According to WXYZ, Duggan is not the first local politician to come under fire for having a secret non-profit 501(c)(4) like this...
- Mayor Kwame Kilpatrick insisted his Kilpatrick Civic Fund was in complete compliance, saying in 2001: “We’ve done all the paperwork, followed every rule, every regulation from the IRS.” But we later learned that the Civic Fund was used to pay for things like Kilpatrick’s lavish family vacations, golf clubs and even yoga lessons.
- Ex-Governor Rick Snyder said his NERD Fund was acting above board, saying in 2012 that “there’s nothing that exciting about it. We’re just following the rules and moving ahead.” But the fund was ultimately closed after reporters learned it was paying Snyder’s top aide, Rich Baird, a salary of $100,000 from donors who were unknown.
- Former Wayne County Executive Robert Ficano ran into trouble with his non-profit, the Wayne County Business Development Corporation, when it was revealed by 7 Action News to have paid his economic development czar a secret $75,000 annual bonus, paid in part by county contractors.
Did you notice a common thread? They also defended their secrecy by hiding behind that same convenient IRS regulation.
Kwame Kilpatrick and Mike Duggan |
In February 2021, with his reelection campaign starting up again, it would seem Duggan was trying to get out in front of the scrutiny this time...
“The fund will be transparent in terms of who is donating to it and how much, as well as where the money is being spent,” his spokesman said. He did not say how or when the fund would make those disclosures, however. Duggan is one of the very few city-level politicians in America who have Super-PACs...that is something that is usually reserved for people who run statewide or national campaigns. So why does Duggan need such a large secret fund?

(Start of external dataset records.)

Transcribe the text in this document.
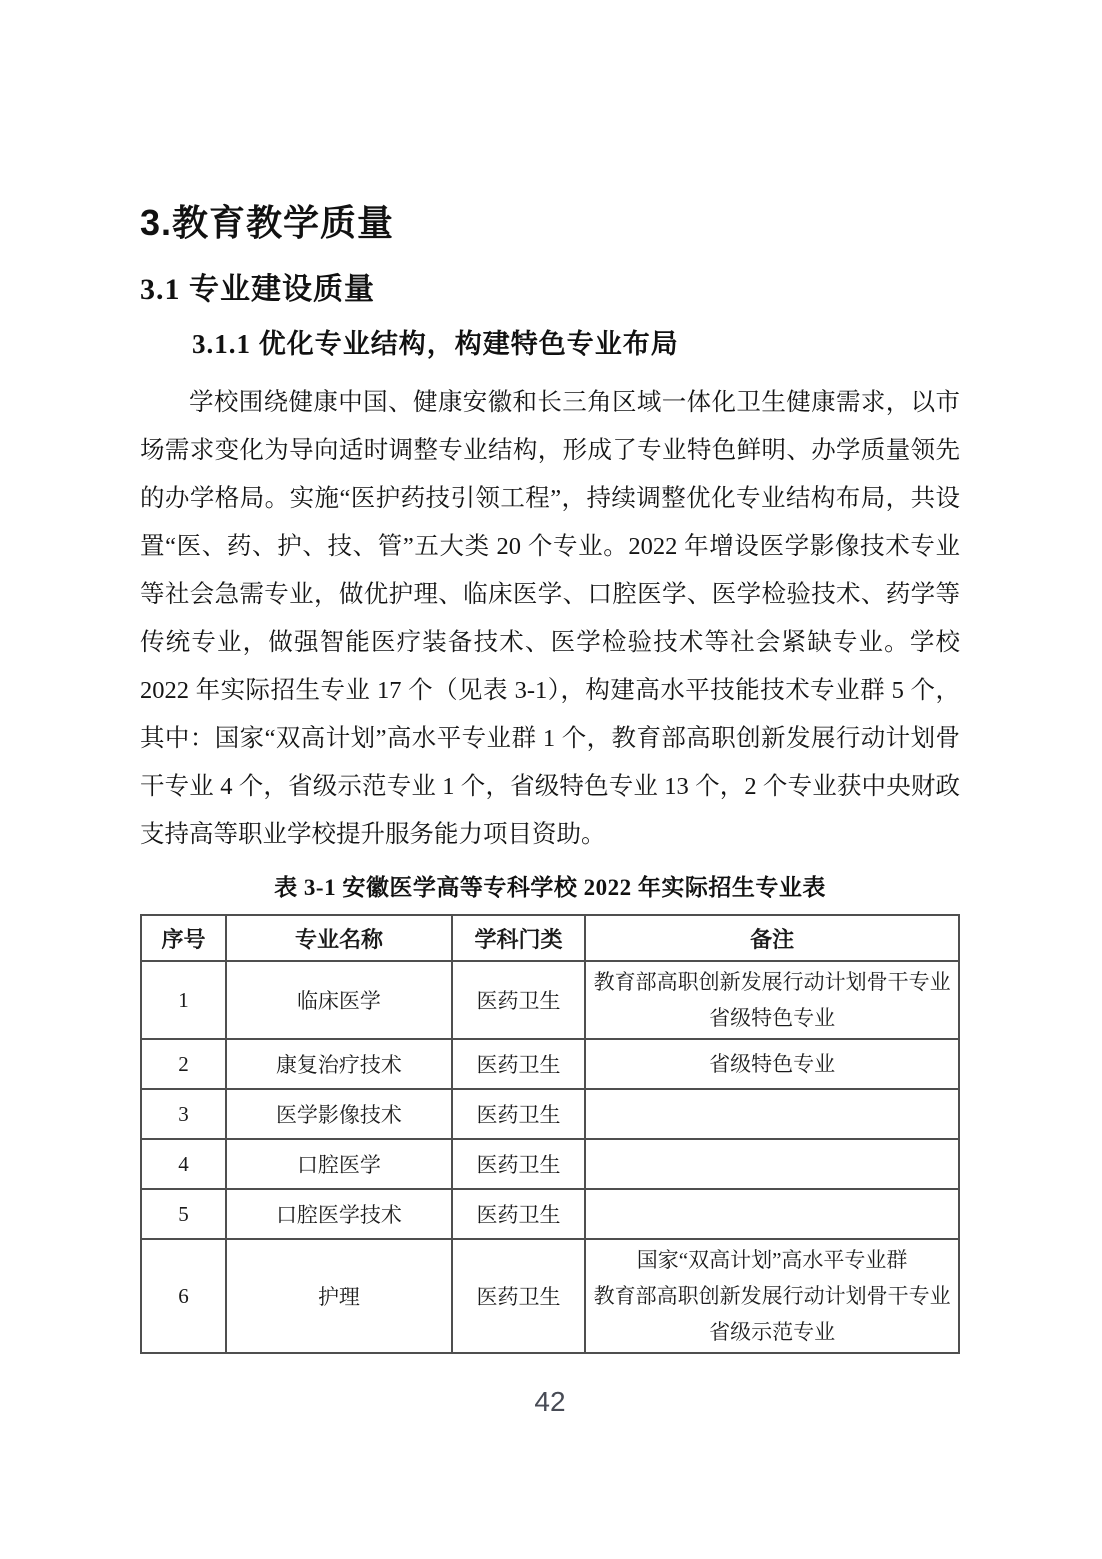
3.教育教学质量
3.1 专业建设质量
3.1.1 优化专业结构，构建特色专业布局

学校围绕健康中国、健康安徽和长三角区域一体化卫生健康需求，以市场需求变化为导向适时调整专业结构，形成了专业特色鲜明、办学质量领先的办学格局。实施“医护药技引领工程”，持续调整优化专业结构布局，共设置“医、药、护、技、管”五大类 20 个专业。2022 年增设医学影像技术专业等社会急需专业，做优护理、临床医学、口腔医学、医学检验技术、药学等传统专业，做强智能医疗装备技术、医学检验技术等社会紧缺专业。学校 2022 年实际招生专业 17 个（见表 3-1），构建高水平技能技术专业群 5 个，其中：国家“双高计划”高水平专业群 1 个，教育部高职创新发展行动计划骨干专业 4 个，省级示范专业 1 个，省级特色专业 13 个，2 个专业获中央财政支持高等职业学校提升服务能力项目资助。

表 3-1 安徽医学高等专科学校 2022 年实际招生专业表
序号	专业名称	学科门类	备注
1	临床医学	医药卫生	教育部高职创新发展行动计划骨干专业
省级特色专业

2	康复治疗技术	医药卫生	省级特色专业

3	医学影像技术	医药卫生	
4	口腔医学	医药卫生	
5	口腔医学技术	医药卫生	
6	护理	医药卫生	国家“双高计划”高水平专业群
教育部高职创新发展行动计划骨干专业
省级示范专业
42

In August 2021 the big news is the FBI probe into towing company bribery and several of Duggan's allies on City Council getting raided, indicted, and convicted. In reality, he is the head of the syndicate when it comes to towing. For the full story on Duggan's involvement in the towing mafia, see my other post: Duggan and the Tow-Truck Mafia
And on top of everything else, for a guy who has been branded with such a supposedly clean-cut image to replace the criminal image of Mayor Kilpatrick, what's this all about...?

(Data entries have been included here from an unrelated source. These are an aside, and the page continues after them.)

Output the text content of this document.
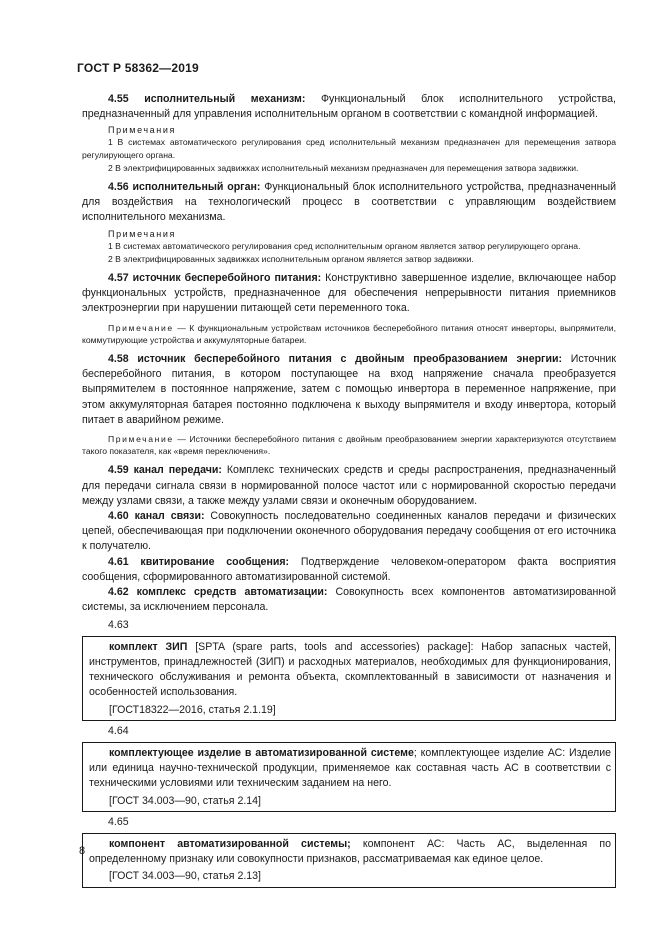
ГОСТ Р 58362—2019

4.55 исполнительный механизм: Функциональный блок исполнительного устройства, предназначенный для управления исполнительным органом в соответствии с командной информацией.

Примечания

1 В системах автоматического регулирования сред исполнительный механизм предназначен для перемещения затвора регулирующего органа.

2 В электрифицированных задвижках исполнительный механизм предназначен для перемещения затвора задвижки.

4.56 исполнительный орган: Функциональный блок исполнительного устройства, предназначенный для воздействия на технологический процесс в соответствии с управляющим воздействием исполнительного механизма.

Примечания

1 В системах автоматического регулирования сред исполнительным органом является затвор регулирующего органа.

2 В электрифицированных задвижках исполнительным органом является затвор задвижки.

4.57 источник бесперебойного питания: Конструктивно завершенное изделие, включающее набор функциональных устройств, предназначенное для обеспечения непрерывности питания приемников электроэнергии при нарушении питающей сети переменного тока.

Примечание — К функциональным устройствам источников бесперебойного питания относят инверторы, выпрямители, коммутирующие устройства и аккумуляторные батареи.

4.58 источник бесперебойного питания с двойным преобразованием энергии: Источник бесперебойного питания, в котором поступающее на вход напряжение сначала преобразуется выпрямителем в постоянное напряжение, затем с помощью инвертора в переменное напряжение, при этом аккумуляторная батарея постоянно подключена к выходу выпрямителя и входу инвертора, который питает в аварийном режиме.

Примечание — Источники бесперебойного питания с двойным преобразованием энергии характеризуются отсутствием такого показателя, как «время переключения».

4.59 канал передачи: Комплекс технических средств и среды распространения, предназначенный для передачи сигнала связи в нормированной полосе частот или с нормированной скоростью передачи между узлами связи, а также между узлами связи и оконечным оборудованием.

4.60 канал связи: Совокупность последовательно соединенных каналов передачи и физических цепей, обеспечивающая при подключении оконечного оборудования передачу сообщения от его источника к получателю.

4.61 квитирование сообщения: Подтверждение человеком-оператором факта восприятия сообщения, сформированного автоматизированной системой.

4.62 комплекс средств автоматизации: Совокупность всех компонентов автоматизированной системы, за исключением персонала.

4.63

комплект ЗИП [SPTA (spare parts, tools and accessories) package]: Набор запасных частей, инструментов, принадлежностей (ЗИП) и расходных материалов, необходимых для функционирования, технического обслуживания и ремонта объекта, скомплектованный в зависимости от назначения и особенностей использования.

[ГОСТ18322—2016, статья 2.1.19]

4.64

комплектующее изделие в автоматизированной системе; комплектующее изделие АС: Изделие или единица научно-технической продукции, применяемое как составная часть АС в соответствии с техническими условиями или техническим заданием на него.

[ГОСТ 34.003—90, статья 2.14]

4.65

компонент автоматизированной системы; компонент АС: Часть АС, выделенная по определенному признаку или совокупности признаков, рассматриваемая как единое целое.

[ГОСТ 34.003—90, статья 2.13]

8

While running for his first term in 2013, local media learned that Duggan had received ten speeding tickets in the last five years and had a "long history as a traffic scofflaw." The most recent tickets were on January 18, 2013 in Highland Park (40mph in a 30mph zone) and then April 8 in Royal Oak (50 in a 45). The rest of the tickets were from communities across Metro Detroit and the state, including Detroit, Farmington, Redford Township, Dearborn Heights, Oak Park, Howell, St. Johns, and Beulah.
We might assume he has gotten his act together since 2013 (I haven't checked), but let's be real...nobody gets a ticket for speeding 10 over the limit...in Highland Park. Especially when you're a big-name politician. If Duggan actually got cited, that means he was doing something WAY worse than 10-over. Everybody knows that when you get pulled over (which is actually difficult in some cities—like Highland Park), the cop always reduces what he cites on the ticket to 5 or 10-over, when in reality you got caught because you were going much faster. No one has ever been pulled over for doing just 5 over the limit.